Disgraced Olympic sprinter Marion Jones was sentenced to six months in prison today for lying to federal prosecutors about her steroid use.
US District Court judge Kenneth Karas imposed the sentence after Jones pleaded guilty to two charges last October, part of a stunning demise of the five-time medalist from the 2000 Sydney Olympics.
Karas gave Jones six months for lying about steroid use and two months — to run concurrently — for a separate charge of misleading federal investigators about her knowledge of a checque fraud case involving her ex-boyfriend, former 100 metres world record holder Tim Montgomery.
Jones, 32, became the biggest name in international sport to admit to using steroids with her guilty plea in October. She tearfully admitted to betraying the trust of her fans and country after years of vehemently denying she used performance enhancing drugs.
She confessed to lying to federal investigators in 2003 when she denied knowing that she took the banned substance tetrahydrogestrinone (THG), known as “the clear,” before the 2000 Olympics.

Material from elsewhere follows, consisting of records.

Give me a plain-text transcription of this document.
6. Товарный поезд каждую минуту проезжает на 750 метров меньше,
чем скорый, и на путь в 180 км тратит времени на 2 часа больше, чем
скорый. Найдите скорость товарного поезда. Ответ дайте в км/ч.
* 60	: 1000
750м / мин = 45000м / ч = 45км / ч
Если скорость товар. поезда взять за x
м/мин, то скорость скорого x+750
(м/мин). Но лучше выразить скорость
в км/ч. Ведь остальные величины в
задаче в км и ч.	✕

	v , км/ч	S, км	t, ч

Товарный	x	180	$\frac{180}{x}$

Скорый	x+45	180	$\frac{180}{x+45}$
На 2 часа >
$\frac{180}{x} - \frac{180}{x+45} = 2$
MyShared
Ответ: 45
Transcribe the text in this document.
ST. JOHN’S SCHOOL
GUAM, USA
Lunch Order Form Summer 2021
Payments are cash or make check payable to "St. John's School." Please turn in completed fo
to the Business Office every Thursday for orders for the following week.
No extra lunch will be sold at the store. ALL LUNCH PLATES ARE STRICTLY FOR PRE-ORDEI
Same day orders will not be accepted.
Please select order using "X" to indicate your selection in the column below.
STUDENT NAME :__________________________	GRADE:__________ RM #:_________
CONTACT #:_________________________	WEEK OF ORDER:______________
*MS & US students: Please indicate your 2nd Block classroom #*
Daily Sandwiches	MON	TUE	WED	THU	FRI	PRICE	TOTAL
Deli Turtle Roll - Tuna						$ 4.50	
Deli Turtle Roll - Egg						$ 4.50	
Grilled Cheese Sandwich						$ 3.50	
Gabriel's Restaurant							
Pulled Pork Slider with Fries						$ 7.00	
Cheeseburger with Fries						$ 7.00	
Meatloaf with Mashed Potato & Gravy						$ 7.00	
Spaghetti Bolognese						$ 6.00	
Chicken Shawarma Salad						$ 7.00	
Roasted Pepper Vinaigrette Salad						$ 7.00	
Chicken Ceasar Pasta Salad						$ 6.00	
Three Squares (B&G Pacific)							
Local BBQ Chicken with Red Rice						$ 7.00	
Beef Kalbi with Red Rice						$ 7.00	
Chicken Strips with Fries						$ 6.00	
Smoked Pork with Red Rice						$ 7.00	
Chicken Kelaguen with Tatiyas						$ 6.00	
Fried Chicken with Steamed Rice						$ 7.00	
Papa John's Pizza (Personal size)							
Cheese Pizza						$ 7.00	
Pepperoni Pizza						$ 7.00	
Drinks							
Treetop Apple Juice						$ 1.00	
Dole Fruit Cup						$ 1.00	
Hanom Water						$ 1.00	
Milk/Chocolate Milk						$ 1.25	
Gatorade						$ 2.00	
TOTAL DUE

Jones has been stripped of the five track and field medals she won in Sydney and all of her performances as of September 2000 have been erased from the record books.
Jones, who once pulled in millions of dollars in product endorsements, is now in financial ruin.
Poised, articulate and gloriously talented, Marion Jones was an immediate sensation on her first tour of Europe in 1997. While Carl Lewis was making his farewell circuit of the continent’s great athletics stadia, Jones captivated opponents, spectators and journalists alike.